Everybody of water has its own culture and fish tendencies, but here are a few commons. On small to medium-sized lakes, I like to always start on shallower weeds. All year long panfish relate to vegetation, especially in the spring when photosynthesis is just starting to engage. On shallower areas of lakes, this is where it all begins. Plants and other organisms will convert light energy into chemical energy, and this will ultimately fuel organisms’ activities. In simpler terms, mud is starting to eat dead decaying weeds and beginning to sprout new vegetation and microscopic bug larvae. Fish, especially small forage-based perch and bluegills will take advantage of this. The further into the “ice out” phase, and into the early open water spring we go, the fishing will only get better. Waters to the south are obviously a couple of steps ahead of us in the north country.
As mentioned, smaller fish will start on these locations, but as the days continue to get longer and things warm up, more and more mature gills will start to infiltrate as well. Until then the bigger panfish can often be found roaming in schools over soft substrate areas in, and around deeper basins. I like to look for these fish near the deep holes but on the break or transition spots. Depth to target depends on the size and characteristics of the lake, but my favorite depths are usually in the 13-19 feet of water. Medium to larger lakes may take a little longer with the “science” process, on account of the volume of water. However, you can always break lakes into sections, and it pays to look toward back bays. Think of them as little lakes inside of big lakes. After the location has been established, there are a few ways I like to attack the fish.

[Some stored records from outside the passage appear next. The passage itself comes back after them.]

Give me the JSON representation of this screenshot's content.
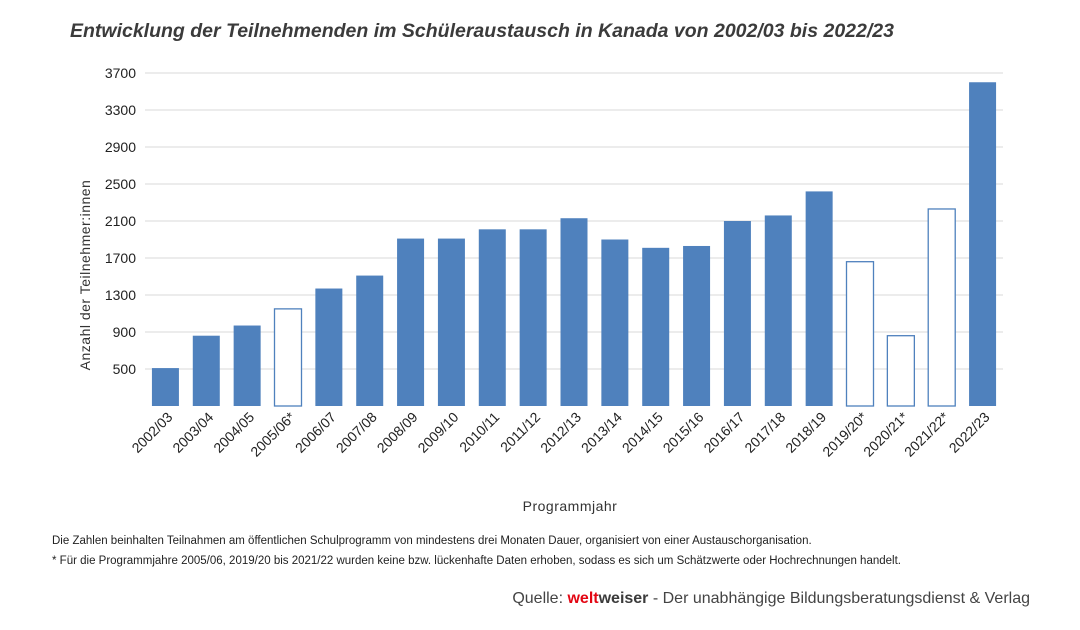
{
  "title": "Entwicklung der Teilnehmenden im Schüleraustausch in Kanada von 2002/03 bis 2022/23",
  "notes": {
    "line1": "Die Zahlen beinhalten Teilnahmen am öffentlichen Schulprogramm von mindestens drei Monaten Dauer, organisiert von einer Austauschorganisation.",
    "line2": "* Für die Programmjahre 2005/06, 2019/20 bis 2021/22 wurden keine bzw. lückenhafte Daten erhoben, sodass es sich um Schätzwerte oder Hochrechnungen handelt."
  },
  "source": {
    "prefix": "Quelle: ",
    "brand_part1": "welt",
    "brand_part2": "weiser",
    "suffix": " - Der unabhängige Bildungsberatungsdienst & Verlag"
  },
  "colors": {
    "bar_fill": "#4f81bd",
    "estimate_fill": "#ffffff",
    "estimate_stroke": "#4f81bd",
    "grid": "#d9d9d9",
    "brand_red": "#e30613"
  },
  "chart_data": {
    "type": "bar",
    "title": "Entwicklung der Teilnehmenden im Schüleraustausch in Kanada von 2002/03 bis 2022/23",
    "xlabel": "Programmjahr",
    "ylabel": "Anzahl der Teilnehmer:innen",
    "yticks": [
      500,
      900,
      1300,
      1700,
      2100,
      2500,
      2900,
      3300,
      3700
    ],
    "ylim": [
      100,
      3700
    ],
    "grid": true,
    "categories": [
      "2002/03",
      "2003/04",
      "2004/05",
      "2005/06*",
      "2006/07",
      "2007/08",
      "2008/09",
      "2009/10",
      "2010/11",
      "2011/12",
      "2012/13",
      "2013/14",
      "2014/15",
      "2015/16",
      "2016/17",
      "2017/18",
      "2018/19",
      "2019/20*",
      "2020/21*",
      "2021/22*",
      "2022/23"
    ],
    "values": [
      510,
      860,
      970,
      1150,
      1370,
      1510,
      1910,
      1910,
      2010,
      2010,
      2130,
      1900,
      1810,
      1830,
      2100,
      2160,
      2420,
      1660,
      860,
      2230,
      3600
    ],
    "estimated": [
      false,
      false,
      false,
      true,
      false,
      false,
      false,
      false,
      false,
      false,
      false,
      false,
      false,
      false,
      false,
      false,
      false,
      true,
      true,
      true,
      false
    ]
  }
}
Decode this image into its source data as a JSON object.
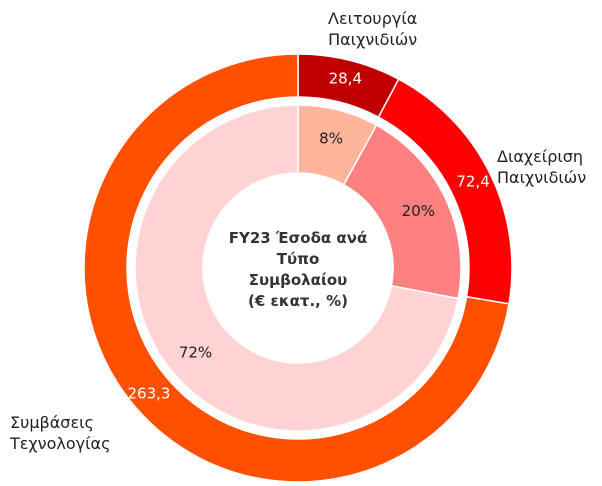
{
  "chart_data": {
    "type": "nested-donut",
    "title": [
      "FY23 Έσοδα ανά",
      "Τύπο",
      "Συμβολαίου",
      "(€ εκατ., %)"
    ],
    "categories": [
      "Λειτουργία Παιχνιδιών",
      "Διαχείριση Παιχνιδιών",
      "Συμβάσεις Τεχνολογίας"
    ],
    "series": [
      {
        "values": [
          28.4,
          72.4,
          263.3
        ],
        "value_labels": [
          "28,4",
          "72,4",
          "263,3"
        ],
        "colors": [
          "#c00000",
          "#ff0000",
          "#ff5000"
        ]
      },
      {
        "values": [
          8,
          20,
          72
        ],
        "value_labels": [
          "8%",
          "20%",
          "72%"
        ],
        "colors": [
          "#ffb59b",
          "#ff8080",
          "#ffd3d3"
        ]
      }
    ]
  }
}
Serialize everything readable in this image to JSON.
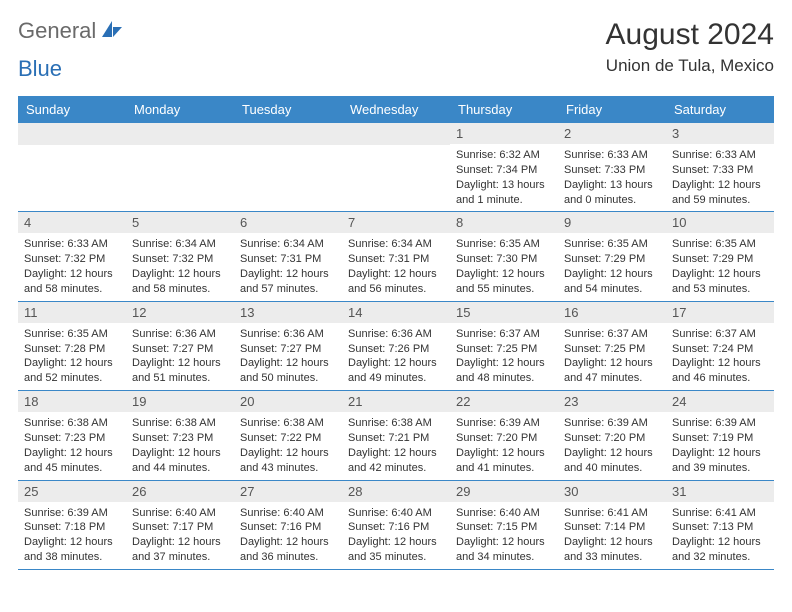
{
  "logo": {
    "text1": "General",
    "text2": "Blue"
  },
  "title": "August 2024",
  "location": "Union de Tula, Mexico",
  "colors": {
    "header_bg": "#3a87c7",
    "header_text": "#ffffff",
    "daynum_bg": "#ececec",
    "divider": "#3a87c7",
    "text": "#333333",
    "logo_gray": "#6a6a6a",
    "logo_blue": "#2a6fb5"
  },
  "day_names": [
    "Sunday",
    "Monday",
    "Tuesday",
    "Wednesday",
    "Thursday",
    "Friday",
    "Saturday"
  ],
  "weeks": [
    [
      {
        "n": "",
        "lines": []
      },
      {
        "n": "",
        "lines": []
      },
      {
        "n": "",
        "lines": []
      },
      {
        "n": "",
        "lines": []
      },
      {
        "n": "1",
        "lines": [
          "Sunrise: 6:32 AM",
          "Sunset: 7:34 PM",
          "Daylight: 13 hours",
          "and 1 minute."
        ]
      },
      {
        "n": "2",
        "lines": [
          "Sunrise: 6:33 AM",
          "Sunset: 7:33 PM",
          "Daylight: 13 hours",
          "and 0 minutes."
        ]
      },
      {
        "n": "3",
        "lines": [
          "Sunrise: 6:33 AM",
          "Sunset: 7:33 PM",
          "Daylight: 12 hours",
          "and 59 minutes."
        ]
      }
    ],
    [
      {
        "n": "4",
        "lines": [
          "Sunrise: 6:33 AM",
          "Sunset: 7:32 PM",
          "Daylight: 12 hours",
          "and 58 minutes."
        ]
      },
      {
        "n": "5",
        "lines": [
          "Sunrise: 6:34 AM",
          "Sunset: 7:32 PM",
          "Daylight: 12 hours",
          "and 58 minutes."
        ]
      },
      {
        "n": "6",
        "lines": [
          "Sunrise: 6:34 AM",
          "Sunset: 7:31 PM",
          "Daylight: 12 hours",
          "and 57 minutes."
        ]
      },
      {
        "n": "7",
        "lines": [
          "Sunrise: 6:34 AM",
          "Sunset: 7:31 PM",
          "Daylight: 12 hours",
          "and 56 minutes."
        ]
      },
      {
        "n": "8",
        "lines": [
          "Sunrise: 6:35 AM",
          "Sunset: 7:30 PM",
          "Daylight: 12 hours",
          "and 55 minutes."
        ]
      },
      {
        "n": "9",
        "lines": [
          "Sunrise: 6:35 AM",
          "Sunset: 7:29 PM",
          "Daylight: 12 hours",
          "and 54 minutes."
        ]
      },
      {
        "n": "10",
        "lines": [
          "Sunrise: 6:35 AM",
          "Sunset: 7:29 PM",
          "Daylight: 12 hours",
          "and 53 minutes."
        ]
      }
    ],
    [
      {
        "n": "11",
        "lines": [
          "Sunrise: 6:35 AM",
          "Sunset: 7:28 PM",
          "Daylight: 12 hours",
          "and 52 minutes."
        ]
      },
      {
        "n": "12",
        "lines": [
          "Sunrise: 6:36 AM",
          "Sunset: 7:27 PM",
          "Daylight: 12 hours",
          "and 51 minutes."
        ]
      },
      {
        "n": "13",
        "lines": [
          "Sunrise: 6:36 AM",
          "Sunset: 7:27 PM",
          "Daylight: 12 hours",
          "and 50 minutes."
        ]
      },
      {
        "n": "14",
        "lines": [
          "Sunrise: 6:36 AM",
          "Sunset: 7:26 PM",
          "Daylight: 12 hours",
          "and 49 minutes."
        ]
      },
      {
        "n": "15",
        "lines": [
          "Sunrise: 6:37 AM",
          "Sunset: 7:25 PM",
          "Daylight: 12 hours",
          "and 48 minutes."
        ]
      },
      {
        "n": "16",
        "lines": [
          "Sunrise: 6:37 AM",
          "Sunset: 7:25 PM",
          "Daylight: 12 hours",
          "and 47 minutes."
        ]
      },
      {
        "n": "17",
        "lines": [
          "Sunrise: 6:37 AM",
          "Sunset: 7:24 PM",
          "Daylight: 12 hours",
          "and 46 minutes."
        ]
      }
    ],
    [
      {
        "n": "18",
        "lines": [
          "Sunrise: 6:38 AM",
          "Sunset: 7:23 PM",
          "Daylight: 12 hours",
          "and 45 minutes."
        ]
      },
      {
        "n": "19",
        "lines": [
          "Sunrise: 6:38 AM",
          "Sunset: 7:23 PM",
          "Daylight: 12 hours",
          "and 44 minutes."
        ]
      },
      {
        "n": "20",
        "lines": [
          "Sunrise: 6:38 AM",
          "Sunset: 7:22 PM",
          "Daylight: 12 hours",
          "and 43 minutes."
        ]
      },
      {
        "n": "21",
        "lines": [
          "Sunrise: 6:38 AM",
          "Sunset: 7:21 PM",
          "Daylight: 12 hours",
          "and 42 minutes."
        ]
      },
      {
        "n": "22",
        "lines": [
          "Sunrise: 6:39 AM",
          "Sunset: 7:20 PM",
          "Daylight: 12 hours",
          "and 41 minutes."
        ]
      },
      {
        "n": "23",
        "lines": [
          "Sunrise: 6:39 AM",
          "Sunset: 7:20 PM",
          "Daylight: 12 hours",
          "and 40 minutes."
        ]
      },
      {
        "n": "24",
        "lines": [
          "Sunrise: 6:39 AM",
          "Sunset: 7:19 PM",
          "Daylight: 12 hours",
          "and 39 minutes."
        ]
      }
    ],
    [
      {
        "n": "25",
        "lines": [
          "Sunrise: 6:39 AM",
          "Sunset: 7:18 PM",
          "Daylight: 12 hours",
          "and 38 minutes."
        ]
      },
      {
        "n": "26",
        "lines": [
          "Sunrise: 6:40 AM",
          "Sunset: 7:17 PM",
          "Daylight: 12 hours",
          "and 37 minutes."
        ]
      },
      {
        "n": "27",
        "lines": [
          "Sunrise: 6:40 AM",
          "Sunset: 7:16 PM",
          "Daylight: 12 hours",
          "and 36 minutes."
        ]
      },
      {
        "n": "28",
        "lines": [
          "Sunrise: 6:40 AM",
          "Sunset: 7:16 PM",
          "Daylight: 12 hours",
          "and 35 minutes."
        ]
      },
      {
        "n": "29",
        "lines": [
          "Sunrise: 6:40 AM",
          "Sunset: 7:15 PM",
          "Daylight: 12 hours",
          "and 34 minutes."
        ]
      },
      {
        "n": "30",
        "lines": [
          "Sunrise: 6:41 AM",
          "Sunset: 7:14 PM",
          "Daylight: 12 hours",
          "and 33 minutes."
        ]
      },
      {
        "n": "31",
        "lines": [
          "Sunrise: 6:41 AM",
          "Sunset: 7:13 PM",
          "Daylight: 12 hours",
          "and 32 minutes."
        ]
      }
    ]
  ]
}
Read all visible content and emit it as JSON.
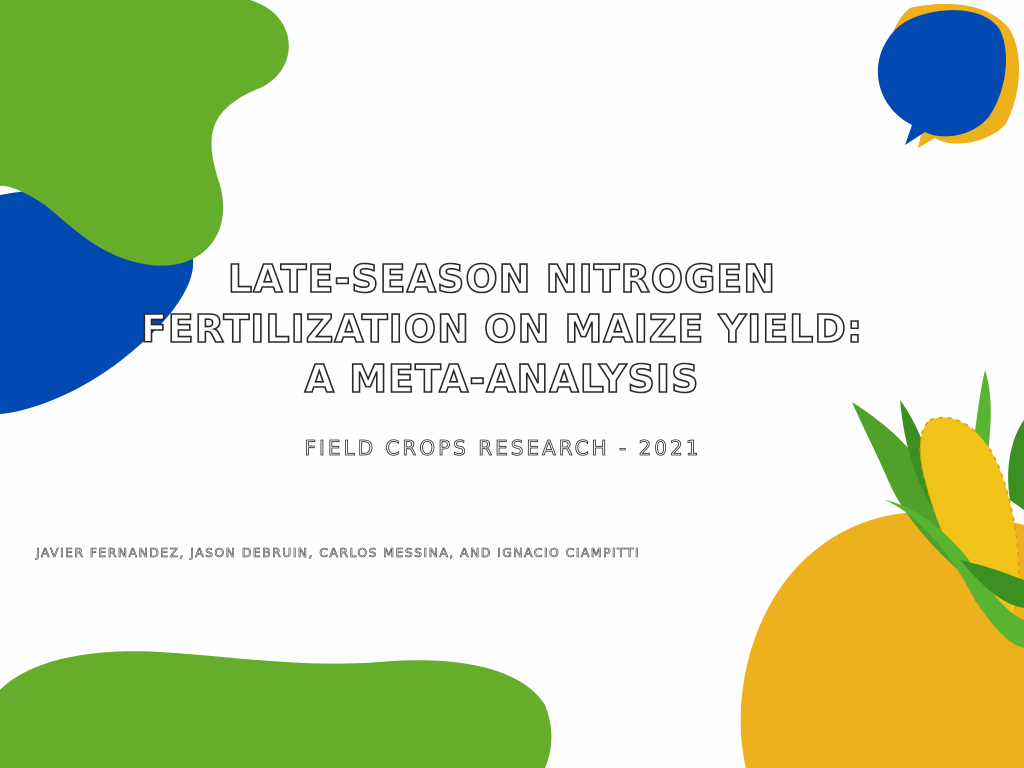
{
  "slide": {
    "title_lines": [
      "LATE-SEASON NITROGEN",
      "FERTILIZATION ON MAIZE YIELD:",
      "A META-ANALYSIS"
    ],
    "journal": "FIELD CROPS RESEARCH - 2021",
    "authors": "JAVIER FERNANDEZ, JASON DEBRUIN, CARLOS MESSINA, AND IGNACIO CIAMPITTI"
  },
  "colors": {
    "green": "#66ad2c",
    "blue": "#0249b2",
    "yellow": "#ecb11c",
    "background": "#fefefe"
  },
  "decor": {
    "top_right_shape": "speech-bubble",
    "bottom_right_image": "corn-cob"
  }
}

Modern ice angling has taught us that drilling out several holes for hole hopping is productive. With that said, if you’re going to be a successful panfish angler, plan on putting in maximum effort. Sure, a guy can drill out a couple of holes and sometimes find luck. However, I would rather increase my odds any way I can. This includes going above and beyond “a couple” holes. On a typical day, you will catch our team making swiss cheese out of a panfish location. Depending on what stage the panfish are in (if they are spread out or schooled uptightly) also plays into our “ice trolling” auger sequence. Tightly schooled fish for me require a hole no less than every 6 feet. For more spread-out fish or bigger areas, I would say a hole no less than every 12 feet. From there, you usually can dial in productive ice fishing holes. A couple of notes in relation to making swiss cheese that should be mentioned: try and complete drilling operations early to allow the fish time to recover from all the noise pollution and work in teams to increase efficiency. For example, one guy drilling and another checking depths and for fish with a Vexilar. Again, and to be clear, it’s nice to get the grunt work out of the way before dropping a line. The more up-front work that is completed, the better the chances for a successful day of fishing.
Let’s talk about rod, line, bait presentation. My go-to panfish rod is always going to be a very limber soft-tipped type fishing pole. My line is going to be very small diameter #2lb or #4lb monofilament. For the business end of things, we can go on and on about what works best, but these are my usual go-to’s. I like several of the Northland Fishing Tackle panfish selections including but not limited to: MudBug, Gill Getter, Tungsten Punch Fly & Punch Jig, etc. These baits all have a horizontal profile approach which is very productive for catching the roof of the mouth in a panfish. Of course, these jigs come in different sizes, and choosing the right weight and size to fish will often depend on the fish’s attitudes. If they are going “gangbusters” I like to utilize large, and vice versa for a slower bite. As far as what to tip on my jigs also depends on fish attitude. It can often be hard to beat the magic of a live waxworm or maggot, but like any avid fishermen, I always try to get by with using soft plastics. A couple of my go-to’s are the Impulse lines of skeleton minnows and water fleas.
Technique plays a critical role when on top of fish as well. I like to always try and catch the fish that is above the others in the school. The reason why is because if the fish are in a skittish way, I do not want to chase off fish by catching other fish. On the flip side of things, sometimes success can come from “creating your own school”. If struggling to mark multiple fish on your Vexilar, try to build up a population of active feeders. One way I do this is to hook up with a panfish and slowly retrieve it. Often this can trigger a feeding frenzy. Fish are competitive feeders by nature, so it’s not uncommon to build your own school of fish. As we transition from late ice into open water, take it from me that much of this information can also relate to successful long rodding. I hope you come to find some of this knowledge useful on your next panfish adventure. All the best hooksets and I’ll see you out there!